By not engaging with religious thought, the liberals and the left have ceded ground to those who are then able to co-opt religious identity to suit their goals.
For a person whose universe is defined by their social and religious community, the liberal idea of universal and inalienable rights will be much more unfamiliar than the person who invokes and speaks to their communitarian religious identity. Similarly, the leftist who speaks of social justice and equality will be unable to make headway in a society where hierarchies have not only survived for millennia but which have not gone through the necessary structural, social and economic changes that would enable people to understand their message. The point is not that liberalism and leftist thought do not have meaningful and indeed very valid ideas for the creation of a fairer and more just society but rather it is that these traditions need to be located within and derived from religious traditions in order to make them salient for populations whose worldview is predominantly formed by their religious identity.

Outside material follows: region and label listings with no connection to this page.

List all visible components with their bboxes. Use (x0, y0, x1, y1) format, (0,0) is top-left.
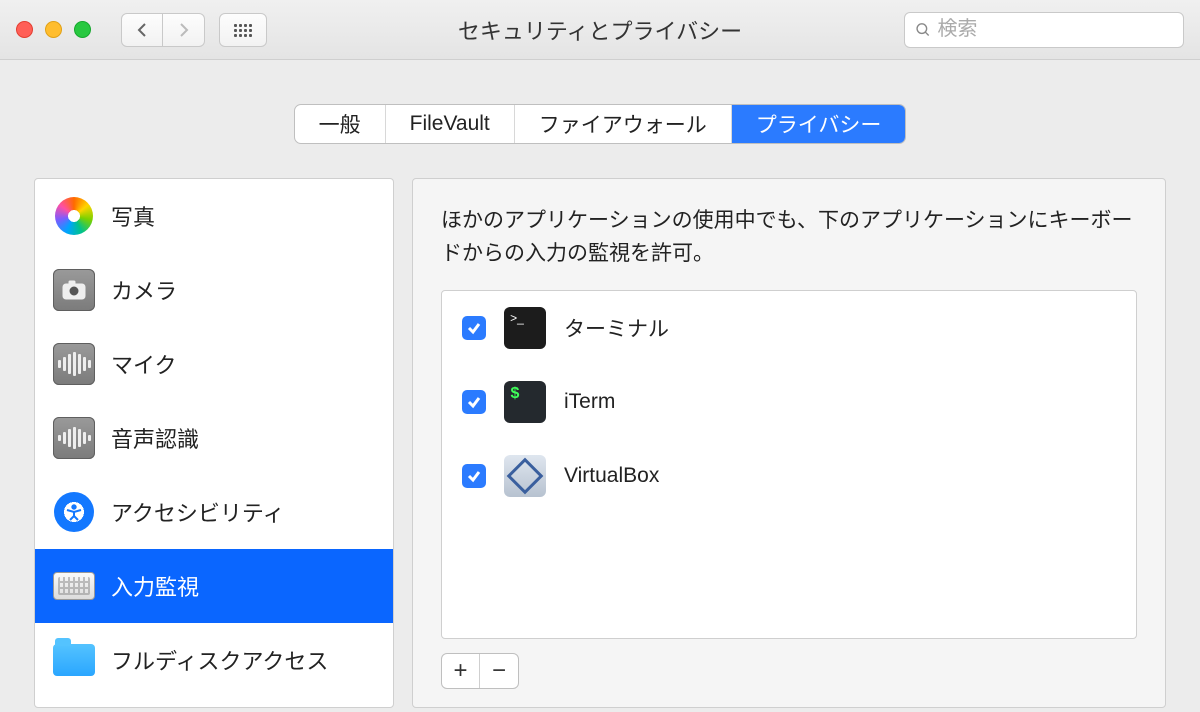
folder-icon (53, 639, 95, 681)
maximize-window-button[interactable] (74, 21, 91, 38)
show-all-button[interactable] (219, 13, 267, 47)
keyboard-icon (53, 565, 95, 607)
detail-pane: ほかのアプリケーションの使用中でも、下のアプリケーションにキーボードからの入力の… (412, 178, 1166, 708)
tab-general[interactable]: 一般 (295, 105, 386, 143)
camera-icon (53, 269, 95, 311)
app-row-virtualbox[interactable]: VirtualBox (442, 439, 1136, 513)
app-name-label: ターミナル (564, 313, 669, 343)
segmented-tabs: 一般 FileVault ファイアウォール プライバシー (294, 104, 907, 144)
privacy-sidebar: 写真 カメラ マイク 音声認識 アクセシビリティ (34, 178, 394, 708)
sidebar-item-label: アクセシビリティ (111, 496, 285, 528)
close-window-button[interactable] (16, 21, 33, 38)
sidebar-item-label: カメラ (111, 274, 177, 306)
sidebar-item-full-disk[interactable]: フルディスクアクセス (35, 623, 393, 697)
sidebar-item-label: マイク (111, 348, 177, 380)
tab-privacy[interactable]: プライバシー (732, 105, 906, 143)
virtualbox-icon (504, 455, 546, 497)
grid-icon (233, 23, 253, 37)
sidebar-item-label: 音声認識 (111, 422, 199, 454)
sidebar-item-camera[interactable]: カメラ (35, 253, 393, 327)
sidebar-item-accessibility[interactable]: アクセシビリティ (35, 475, 393, 549)
sidebar-item-label: 入力監視 (111, 570, 199, 602)
titlebar: セキュリティとプライバシー (0, 0, 1200, 60)
tab-firewall[interactable]: ファイアウォール (515, 105, 732, 143)
iterm-icon (504, 381, 546, 423)
accessibility-icon (53, 491, 95, 533)
remove-button[interactable]: − (480, 654, 518, 688)
sidebar-item-input-monitoring[interactable]: 入力監視 (35, 549, 393, 623)
search-field[interactable] (904, 12, 1184, 48)
app-list: ターミナル iTerm VirtualBox (441, 290, 1137, 639)
sidebar-item-photos[interactable]: 写真 (35, 179, 393, 253)
add-remove-control: + − (441, 653, 519, 689)
sidebar-item-label: フルディスクアクセス (111, 644, 328, 676)
mic-icon (53, 343, 95, 385)
app-row-iterm[interactable]: iTerm (442, 365, 1136, 439)
sidebar-item-microphone[interactable]: マイク (35, 327, 393, 401)
checkbox-virtualbox[interactable] (462, 464, 486, 488)
app-name-label: VirtualBox (564, 464, 659, 488)
app-name-label: iTerm (564, 390, 615, 414)
content-area: 写真 カメラ マイク 音声認識 アクセシビリティ (0, 144, 1200, 708)
add-button[interactable]: + (442, 654, 480, 688)
forward-button[interactable] (163, 13, 205, 47)
tabs-row: 一般 FileVault ファイアウォール プライバシー (0, 60, 1200, 144)
window-controls (16, 21, 91, 38)
checkbox-terminal[interactable] (462, 316, 486, 340)
minimize-window-button[interactable] (45, 21, 62, 38)
search-icon (915, 21, 931, 39)
sidebar-item-speech[interactable]: 音声認識 (35, 401, 393, 475)
photos-icon (53, 195, 95, 237)
search-input[interactable] (937, 18, 1173, 41)
pane-description: ほかのアプリケーションの使用中でも、下のアプリケーションにキーボードからの入力の… (441, 205, 1137, 270)
speech-icon (53, 417, 95, 459)
nav-buttons (121, 13, 205, 47)
tab-filevault[interactable]: FileVault (386, 105, 515, 143)
terminal-icon (504, 307, 546, 349)
app-row-terminal[interactable]: ターミナル (442, 291, 1136, 365)
checkbox-iterm[interactable] (462, 390, 486, 414)
back-button[interactable] (121, 13, 163, 47)
sidebar-item-label: 写真 (111, 200, 155, 232)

The debates around free speech in the various campuses of Delhi would perhaps become a bit more constructive if the liberals and the left were able to move beyond the assumption that they occupy some kind of higher moral ground and start engaging with the ground realities of the societies they seem to engage with. Similarly, the opposition, or whatever remains of it today, needs to introspect about what their broader ideology is beyond the empty concepts of secularism, caste-based politics and development. By not engaging with religious thought, the liberals and the left have ceded ground to those who are then able to co-opt religious identity to suit their goals. It is precisely the lack of a clear, inclusive and binding ideology that has led to their decimation.